Fiscal measures designed to support recovery should wait until the virus is under control. What governments can and should do now is reassure their citizens and businesses that they can stay at home and not worry about lost incomes, because the government will make up for the losses once the crisis is over.

Based on China’s experience, the fiscal cost of comprehensive compensation for lost income could easily come to 10% of annual GDP. And if the epidemic turned out to be worse than in China, which now looks likely, the fiscal cost could be as high as 25% of GDP. These may seem like mind-boggling numbers, but they can be financed in one or more of three ways.

First, every G20 country, with the possible exception of Italy, could easily increase its government debt-to-GDP ratio by 25 percentage points without raising any serious questions about solvency. And debt-service costs would hardly rise at all if central banks committed to keeping short rates at zero for at least two years, and investors were forced by regulation and financial repression to match liabilities with long maturities.

There is a fundamental difference between a one-off fiscal transfer, however large, and fiscal stimulus through tax cuts or spending commitments that permanently increase annual deficits. A one-off transfer of 25% of GDP does less damage to long-term fiscal solvency than a tax cut of 1% or 2% of GDP or long-term spending commitments that change the fiscal structure for decades ahead.

Second, central banks could increase their quantitative easing programs to absorb the entire additional debt issuance. In short, the monetary base in every G7 economy could simply expand by 25% of GDP.

Lastly, compensation for businesses and workers could come directly from central banks through targeted drops of “helicopter” money.

Agreement among governments and central banks around the world on a single method would boost the credibility of the response.
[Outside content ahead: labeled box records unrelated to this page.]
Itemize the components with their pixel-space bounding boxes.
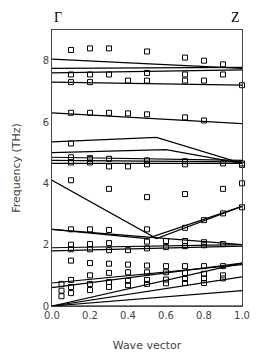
svg-text:0.8: 0.8 xyxy=(196,310,212,321)
svg-text:0.2: 0.2 xyxy=(82,310,98,321)
svg-text:0.6: 0.6 xyxy=(158,310,174,321)
svg-text:8: 8 xyxy=(43,55,49,66)
svg-text:6: 6 xyxy=(43,117,49,128)
svg-text:2: 2 xyxy=(43,239,49,250)
svg-text:Wave vector: Wave vector xyxy=(113,339,182,352)
svg-text:0.0: 0.0 xyxy=(44,310,60,321)
svg-text:Γ: Γ xyxy=(54,10,62,25)
svg-text:1.0: 1.0 xyxy=(234,310,250,321)
svg-text:4: 4 xyxy=(43,178,49,189)
svg-text:0: 0 xyxy=(43,301,49,312)
svg-text:Z: Z xyxy=(231,10,240,25)
svg-text:0.4: 0.4 xyxy=(120,310,136,321)
svg-text:Frequency (THz): Frequency (THz) xyxy=(10,123,23,213)
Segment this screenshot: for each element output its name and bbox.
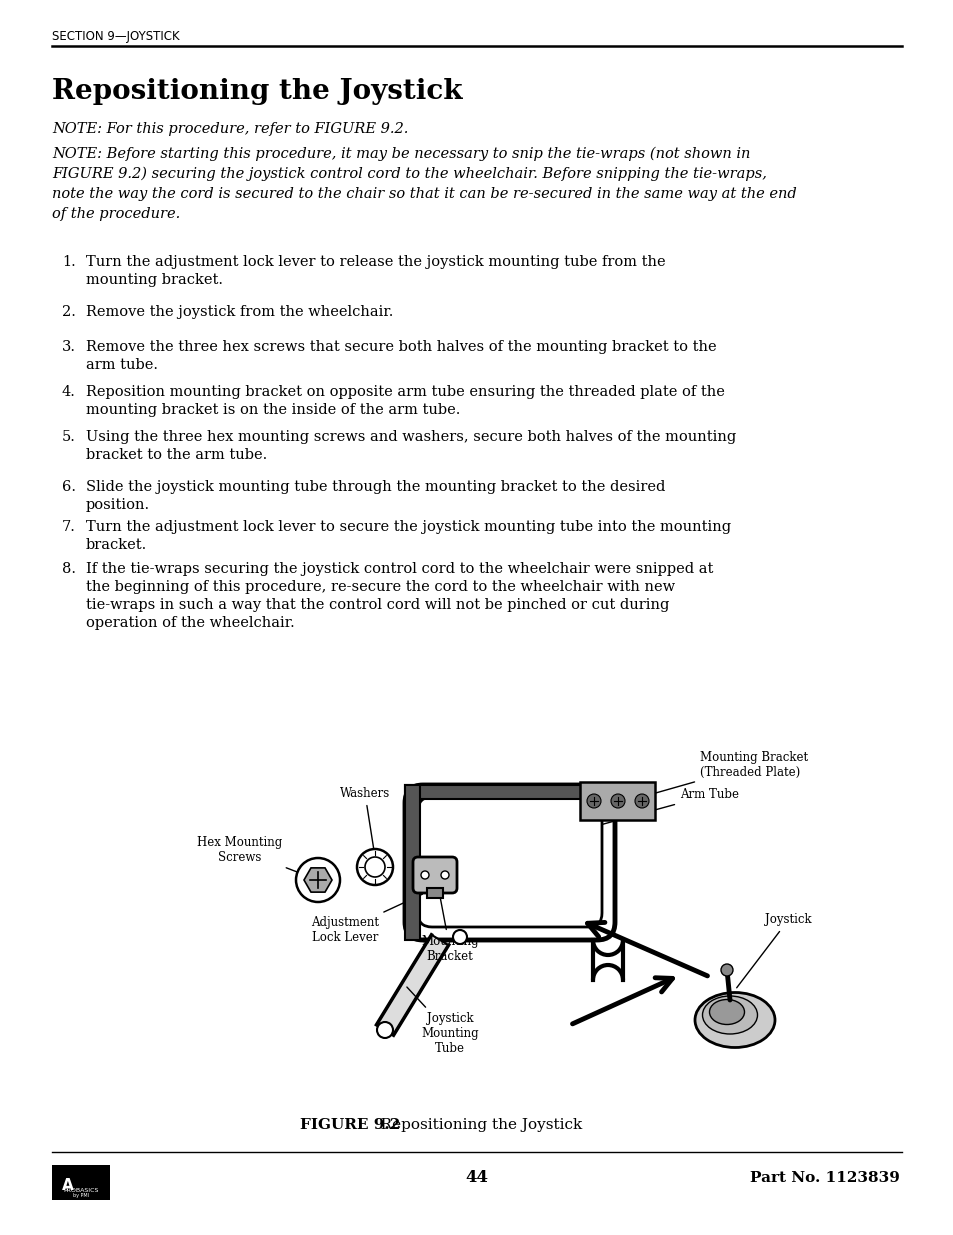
Text: note the way the cord is secured to the chair so that it can be re-secured in th: note the way the cord is secured to the … — [52, 186, 796, 201]
Text: Joystick: Joystick — [736, 914, 811, 988]
Text: Repositioning the Joystick: Repositioning the Joystick — [366, 1118, 581, 1132]
Text: A: A — [62, 1177, 73, 1193]
Text: the beginning of this procedure, re-secure the cord to the wheelchair with new: the beginning of this procedure, re-secu… — [86, 580, 675, 594]
Polygon shape — [304, 868, 332, 892]
Text: Reposition mounting bracket on opposite arm tube ensuring the threaded plate of : Reposition mounting bracket on opposite … — [86, 385, 724, 399]
Bar — [405, 785, 419, 940]
Text: operation of the wheelchair.: operation of the wheelchair. — [86, 616, 294, 630]
Text: 44: 44 — [465, 1170, 488, 1187]
Text: Part No. 1123839: Part No. 1123839 — [749, 1171, 899, 1186]
FancyArrowPatch shape — [572, 978, 672, 1024]
Text: of the procedure.: of the procedure. — [52, 207, 180, 221]
Text: Repositioning the Joystick: Repositioning the Joystick — [52, 78, 462, 105]
Circle shape — [610, 794, 624, 808]
Text: NOTE: For this procedure, refer to FIGURE 9.2.: NOTE: For this procedure, refer to FIGUR… — [52, 122, 408, 136]
FancyBboxPatch shape — [413, 857, 456, 893]
Text: Using the three hex mounting screws and washers, secure both halves of the mount: Using the three hex mounting screws and … — [86, 430, 736, 445]
Text: Turn the adjustment lock lever to secure the joystick mounting tube into the mou: Turn the adjustment lock lever to secure… — [86, 520, 730, 534]
Text: 6.: 6. — [62, 480, 76, 494]
Polygon shape — [376, 935, 448, 1035]
Circle shape — [295, 858, 339, 902]
Text: 3.: 3. — [62, 340, 76, 354]
Text: If the tie-wraps securing the joystick control cord to the wheelchair were snipp: If the tie-wraps securing the joystick c… — [86, 562, 713, 576]
Text: mounting bracket.: mounting bracket. — [86, 273, 223, 287]
Text: bracket.: bracket. — [86, 538, 147, 552]
FancyBboxPatch shape — [405, 785, 615, 940]
Text: Joystick
Mounting
Tube: Joystick Mounting Tube — [407, 987, 478, 1055]
Circle shape — [586, 794, 600, 808]
Text: Remove the joystick from the wheelchair.: Remove the joystick from the wheelchair. — [86, 305, 393, 319]
Text: 5.: 5. — [62, 430, 76, 445]
Bar — [579, 782, 655, 820]
Text: Washers: Washers — [339, 787, 390, 855]
Circle shape — [365, 857, 385, 877]
Text: 4.: 4. — [62, 385, 76, 399]
Text: 1.: 1. — [62, 254, 75, 269]
Bar — [405, 785, 615, 799]
Circle shape — [635, 794, 648, 808]
Text: Slide the joystick mounting tube through the mounting bracket to the desired: Slide the joystick mounting tube through… — [86, 480, 664, 494]
Text: Hex Mounting
Screws: Hex Mounting Screws — [197, 836, 315, 879]
Text: 7.: 7. — [62, 520, 76, 534]
Ellipse shape — [709, 999, 743, 1025]
Text: position.: position. — [86, 498, 150, 513]
Text: Mounting Bracket
(Threaded Plate): Mounting Bracket (Threaded Plate) — [619, 751, 807, 803]
Text: tie-wraps in such a way that the control cord will not be pinched or cut during: tie-wraps in such a way that the control… — [86, 598, 669, 613]
Circle shape — [356, 848, 393, 885]
Text: mounting bracket is on the inside of the arm tube.: mounting bracket is on the inside of the… — [86, 403, 460, 417]
Text: arm tube.: arm tube. — [86, 358, 158, 372]
FancyArrowPatch shape — [587, 923, 707, 976]
Ellipse shape — [695, 993, 774, 1047]
Circle shape — [453, 930, 467, 944]
Text: bracket to the arm tube.: bracket to the arm tube. — [86, 448, 267, 462]
Bar — [427, 888, 442, 898]
Circle shape — [440, 871, 449, 879]
Circle shape — [720, 965, 732, 976]
Text: Remove the three hex screws that secure both halves of the mounting bracket to t: Remove the three hex screws that secure … — [86, 340, 716, 354]
Text: SECTION 9—JOYSTICK: SECTION 9—JOYSTICK — [52, 30, 179, 43]
Text: 2.: 2. — [62, 305, 76, 319]
Text: Adjustment
Lock Lever: Adjustment Lock Lever — [311, 894, 422, 944]
Text: Turn the adjustment lock lever to release the joystick mounting tube from the: Turn the adjustment lock lever to releas… — [86, 254, 665, 269]
Text: by PMI: by PMI — [72, 1193, 89, 1198]
Text: FIGURE 9.2: FIGURE 9.2 — [299, 1118, 400, 1132]
Text: PROBASICS: PROBASICS — [63, 1188, 98, 1193]
Bar — [52, 1165, 110, 1200]
Circle shape — [376, 1023, 393, 1037]
Text: Mounting
Bracket: Mounting Bracket — [420, 873, 478, 963]
Ellipse shape — [701, 995, 757, 1034]
Text: NOTE: Before starting this procedure, it may be necessary to snip the tie-wraps : NOTE: Before starting this procedure, it… — [52, 147, 750, 162]
Text: FIGURE 9.2) securing the joystick control cord to the wheelchair. Before snippin: FIGURE 9.2) securing the joystick contro… — [52, 167, 766, 182]
Text: Arm Tube: Arm Tube — [602, 788, 739, 824]
Text: 8.: 8. — [62, 562, 76, 576]
Circle shape — [420, 871, 429, 879]
FancyBboxPatch shape — [417, 797, 601, 927]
In practice, however, some combination of these three policies could be employed.

But should it? There are two objections to full government compensation: It could ultimately prove inflationary, and it would represent an unprecedented intervention by governments to bail out and subsidize businesses.

These are weak objections. Today, everyone wants higher inflation. While this might eventually – maybe by the second half of the decade – turn out to be a mistake, there will be plenty of time to switch to anti-inflationary policies between now and then.

Full compensation is far from unprecedented. Farmers are regularly compensated for agricultural disasters, such as mad cow disease, or even for plunging agricultural prices and trade wars. Regions and households suffering from floods, earthquakes, or wildfires are normally compensated through disaster relief or subsidized insurance.

And, since 2008, banks, insurance companies, and financial markets have received effective fiscal transfers in many countries amounting to far more than 25% of GDP. The difference in this case is that the disaster affects everyone, which, in principle, makes the case for compensation stronger. The only reason why governments around the world are still thinking in terms of loans and credit guarantees, instead of direct fiscal compensation, is that no special-interest lobby such as farmers or bankers is demanding targeted relief.